Deg! Aku langsung lemas. Jangankan KTP, satupun tak ada indentitas diri yang kubawa. Sumpah, aku baru tahu kao beli tiket harus pakai KTP. Aku tidak terbiasa memakai dompet. Semuanya kusimpan dalam tas. Sayangnya, saat ke sini, aku bukan menggunakan tas yang biasa kupakai.

Beruntung masih bisa diakali. Ada scan KTP di hapeku. Petugas loket juga tak begitu rewel. Akhirnya dua tiket sudah di tangan. Aih, betapa kegundahan dan kebahagiaan kadang hanya dibatasi oleh senar tipis bernama detik. Keduanya bisa berbalik dalam sekejap.

Saat kapal menepi di Pulau Pari, penumpang berkurang lebih dari setengah. Sisanya tak sampai sepuluh orang, termasuk aku dan bang Qustam.

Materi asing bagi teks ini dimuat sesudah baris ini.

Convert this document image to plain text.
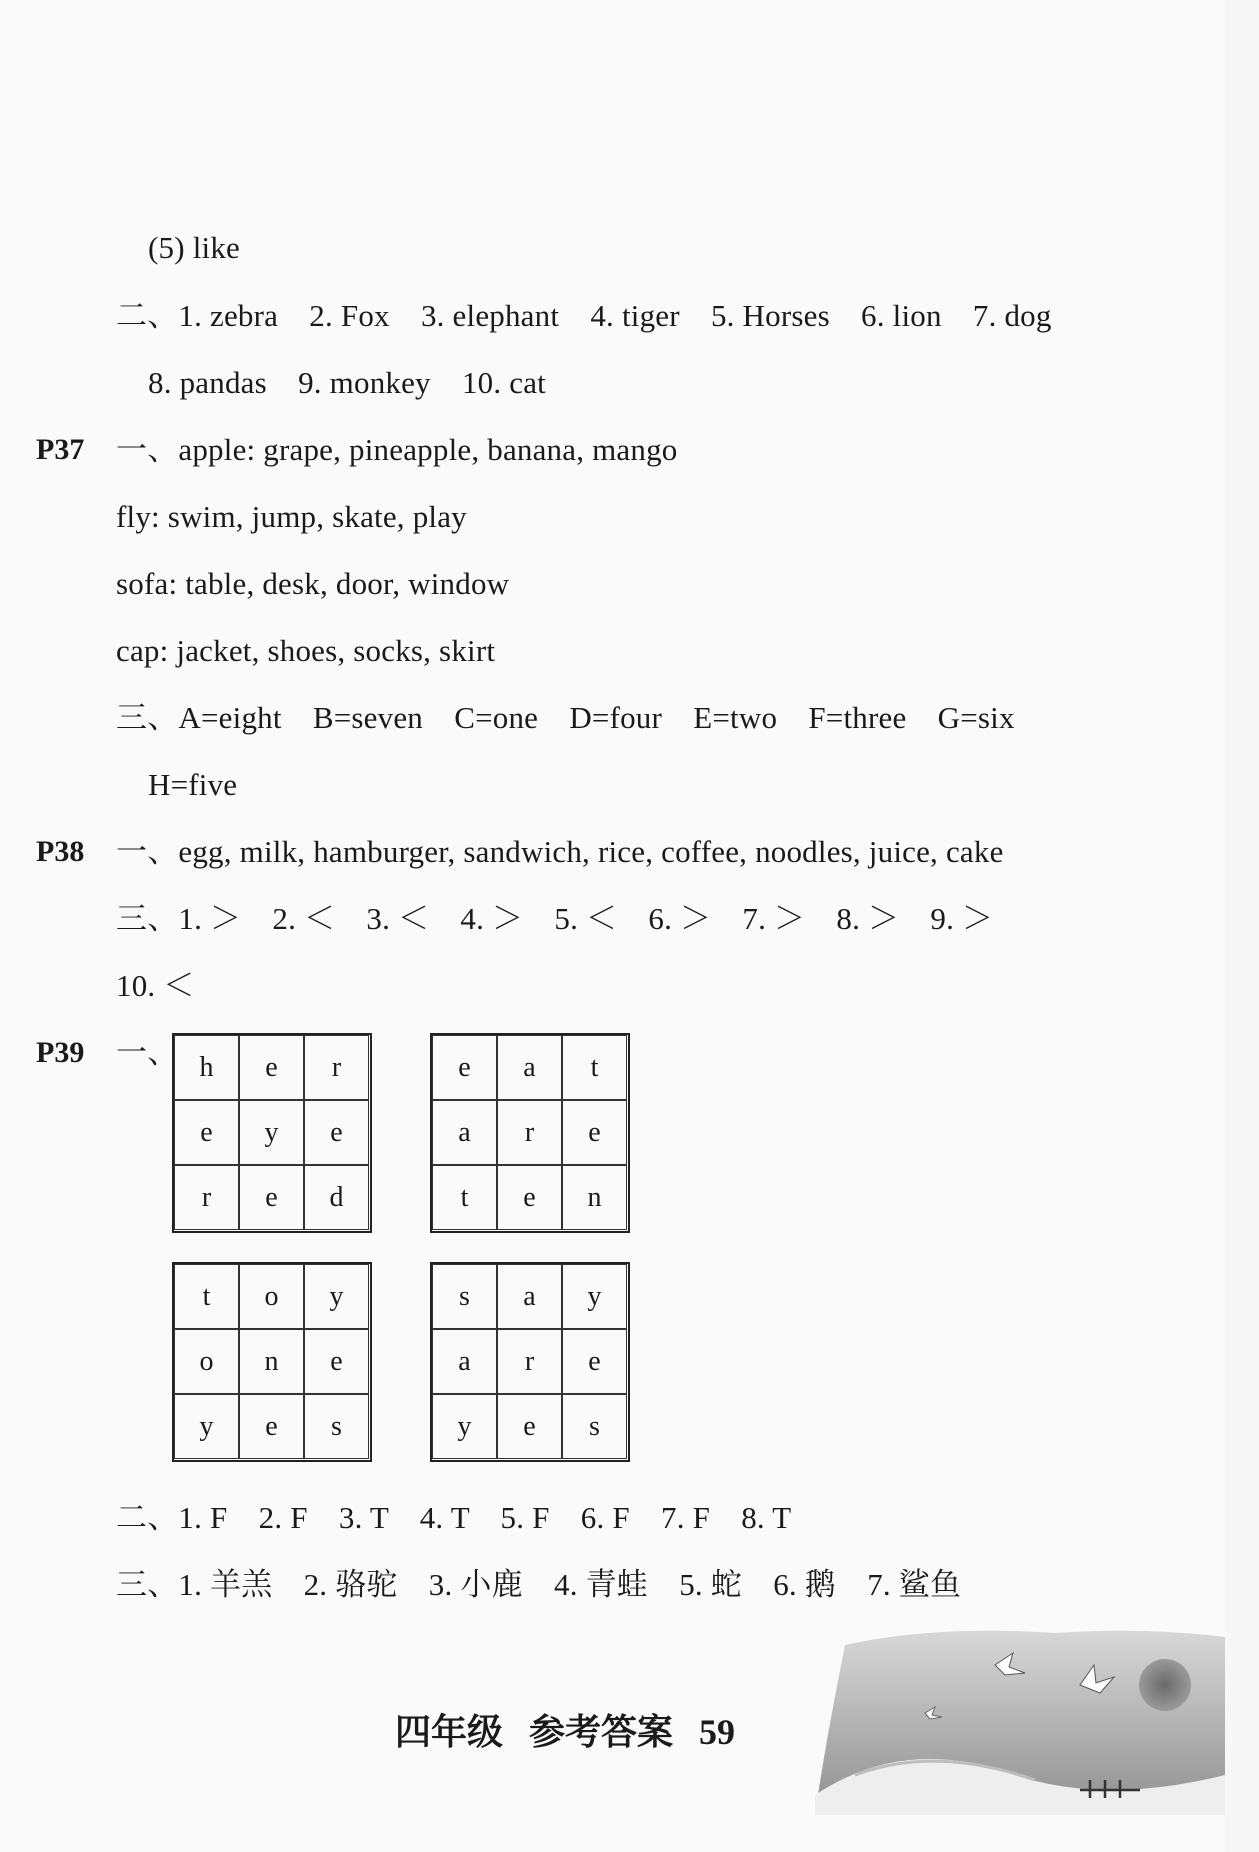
(5) like
二、1. zebra　2. Fox　3. elephant　4. tiger　5. Horses　6. lion　7. dog
8. pandas　9. monkey　10. cat
P37 一、apple: grape, pineapple, banana, mango
fly: swim, jump, skate, play
sofa: table, desk, door, window
cap: jacket, shoes, socks, skirt
三、A=eight　B=seven　C=one　D=four　E=two　F=three　G=six
H=five
P38 一、egg, milk, hamburger, sandwich, rice, coffee, noodles, juice, cake
三、1. ＞　2. ＜　3. ＜　4. ＞　5. ＜　6. ＞　7. ＞　8. ＞　9. ＞
10. ＜
P39 一、 h	e	r
e	y	e
r	e	d
e	a	t
a	r	e
t	e	n
t	o	y
o	n	e
y	e	s
s	a	y
a	r	e
y	e	s
二、1. F　2. F　3. T　4. T　5. F　6. F　7. F　8. T
三、1. 羊羔　2. 骆驼　3. 小鹿　4. 青蛙　5. 蛇　6. 鹅　7. 鲨鱼
四年级 参考答案 59
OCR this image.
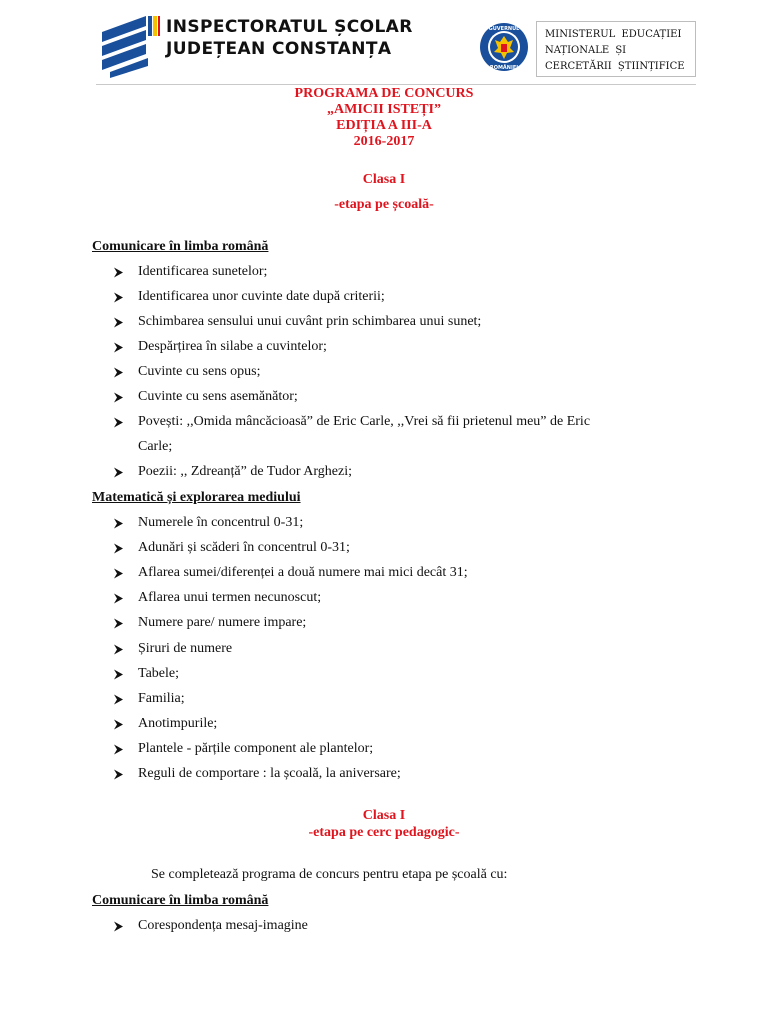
INSPECTORATUL ȘCOLAR
JUDEȚEAN CONSTANȚA
GUVERNUL
ROMÂNIEI
MINISTERUL EDUCAȚIEI
NAȚIONALE ȘI
CERCETĂRII ȘTIINȚIFICE
PROGRAMA DE CONCURS
„AMICII ISTEȚI”
EDIȚIA A III-A
2016-2017
Clasa I
-etapa pe școală-
Comunicare în limba română
Identificarea sunetelor;
Identificarea unor cuvinte date după criterii;
Schimbarea sensului unui cuvânt prin schimbarea unui sunet;
Despărțirea în silabe a cuvintelor;
Cuvinte cu sens opus;
Cuvinte cu sens asemănător;
Povești: ,,Omida mâncăcioasă” de Eric Carle, ,,Vrei să fii prietenul meu” de Eric
Carle;
Poezii: ,, Zdreanță” de Tudor Arghezi;
Matematică și explorarea mediului
Numerele în concentrul 0-31;
Adunări și scăderi în concentrul 0-31;
Aflarea sumei/diferenței a două numere mai mici decât 31;
Aflarea unui termen necunoscut;
Numere pare/ numere impare;
Șiruri de numere
Tabele;
Familia;
Anotimpurile;
Plantele - părțile component ale plantelor;
Reguli de comportare : la școală, la aniversare;
Clasa I
-etapa pe cerc pedagogic-
Se completează programa de concurs pentru etapa pe școală cu:
Comunicare în limba română
Corespondența mesaj-imagine
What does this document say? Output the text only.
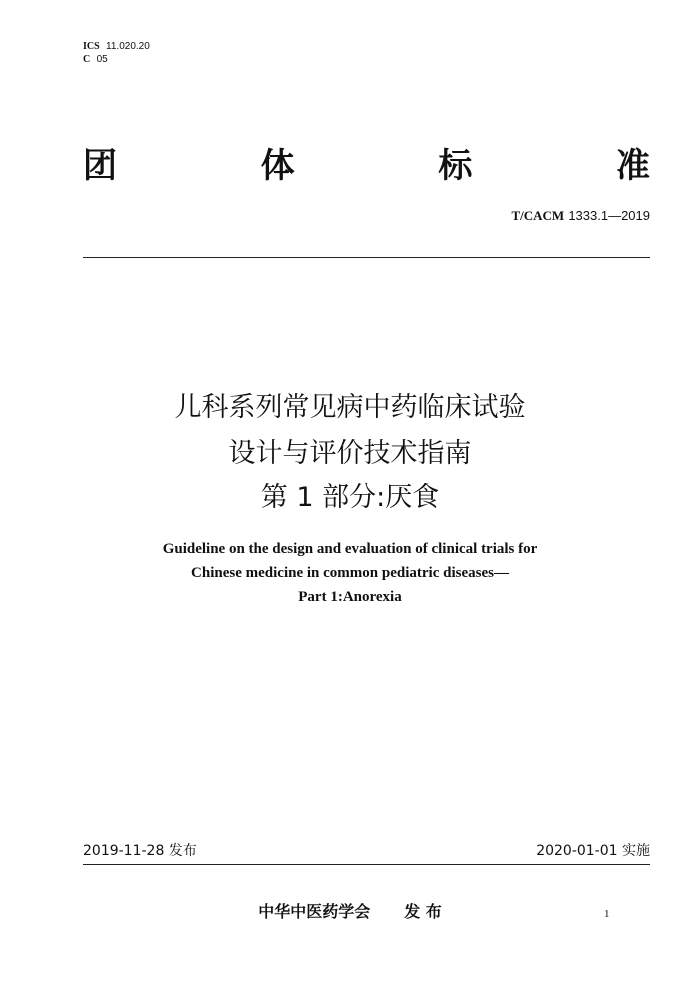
ICS 11.020.20
C 05
团	体	标	准
T/CACM 1333.1—2019
儿科系列常见病中药临床试验
设计与评价技术指南
第 1 部分:厌食
Guideline on the design and evaluation of clinical trials for
Chinese medicine in common pediatric diseases—
Part 1:Anorexia
2019-11-28 发布	2020-01-01 实施
中华中医药学会 发 布	1
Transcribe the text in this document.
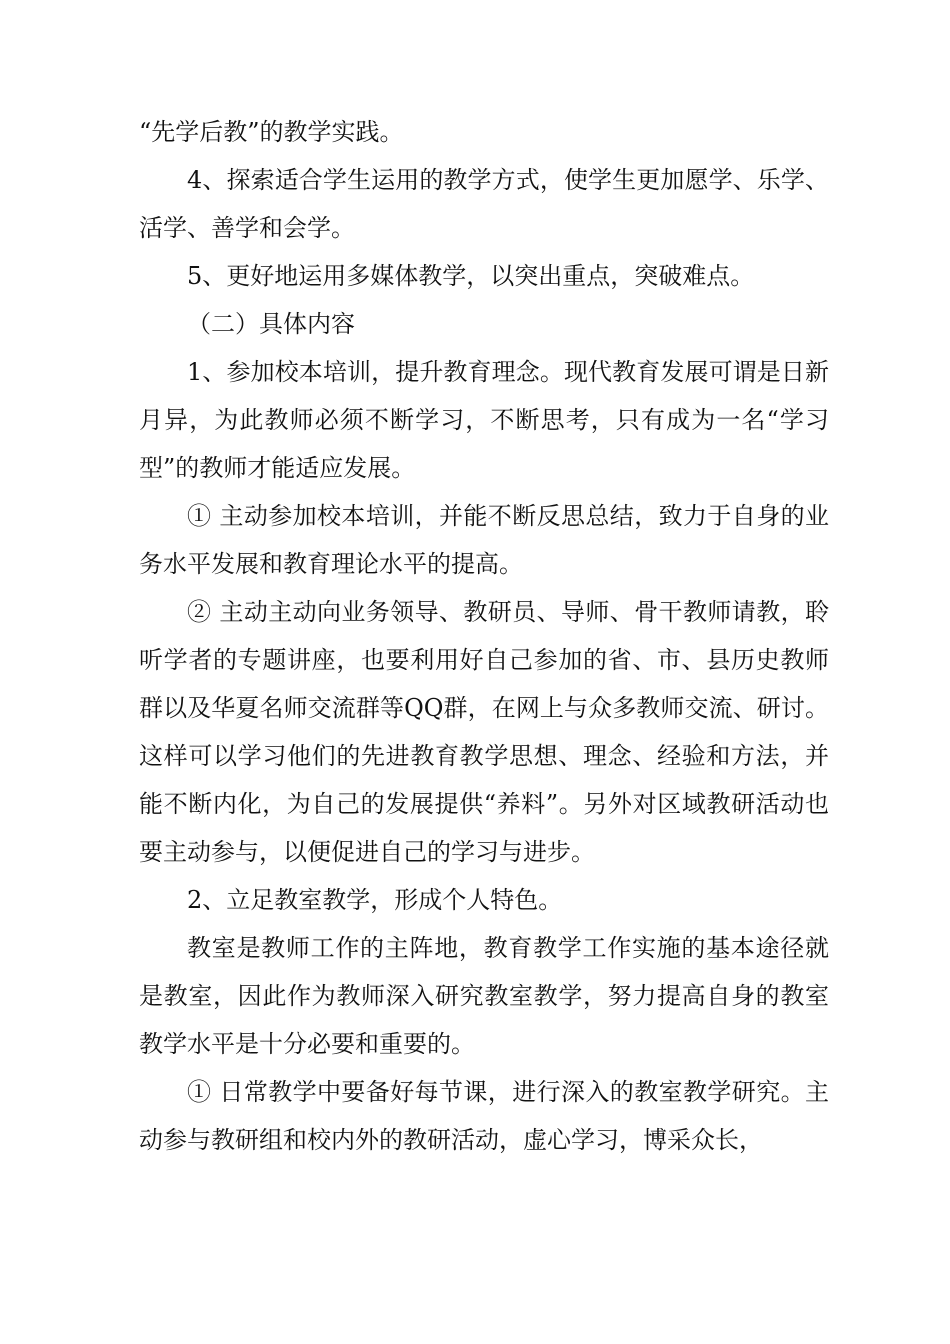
“先学后教”的教学实践。

4、探索适合学生运用的教学方式，使学生更加愿学、乐学、活学、善学和会学。

5、更好地运用多媒体教学，以突出重点，突破难点。

（二）具体内容

1、参加校本培训，提升教育理念。现代教育发展可谓是日新月异，为此教师必须不断学习，不断思考，只有成为一名“学习型”的教师才能适应发展。

① 主动参加校本培训，并能不断反思总结，致力于自身的业务水平发展和教育理论水平的提高。

② 主动主动向业务领导、教研员、导师、骨干教师请教，聆听学者的专题讲座，也要利用好自己参加的省、市、县历史教师群以及华夏名师交流群等QQ群，在网上与众多教师交流、研讨。这样可以学习他们的先进教育教学思想、理念、经验和方法，并能不断内化，为自己的发展提供“养料”。另外对区域教研活动也要主动参与，以便促进自己的学习与进步。

2、立足教室教学，形成个人特色。

教室是教师工作的主阵地，教育教学工作实施的基本途径就是教室，因此作为教师深入研究教室教学，努力提高自身的教室教学水平是十分必要和重要的。

① 日常教学中要备好每节课，进行深入的教室教学研究。主动参与教研组和校内外的教研活动，虚心学习，博采众长，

"Ternyata yang asli orang pulo sedikit ya," ucap seorang pria pada istrinya dengan dilaek "mengayun". Ya,  masyarakat yang tinggal di kepulauan Seribu, Jakarta, menamakan diri mereka dengan sebutan "Orang Pulo". Begitupun orang luar menamai mereka. Sapaan tersebut sekaligus mempertebal identitas mereka sebagai penduduk bahari. Masyarakat yang lahir dan besar dalam asuhan laut.

Aku mengaminkan. Kulihat orang-orang yang turun didominasi oleh anak muda. Tampilan mereka khas traveller. Kacamata hitam, tas carrier lengkap dengan perlengkapan camping. Ditambah, ini akhir pekan. Waktunya liburan bagi masyarakat perkotaan.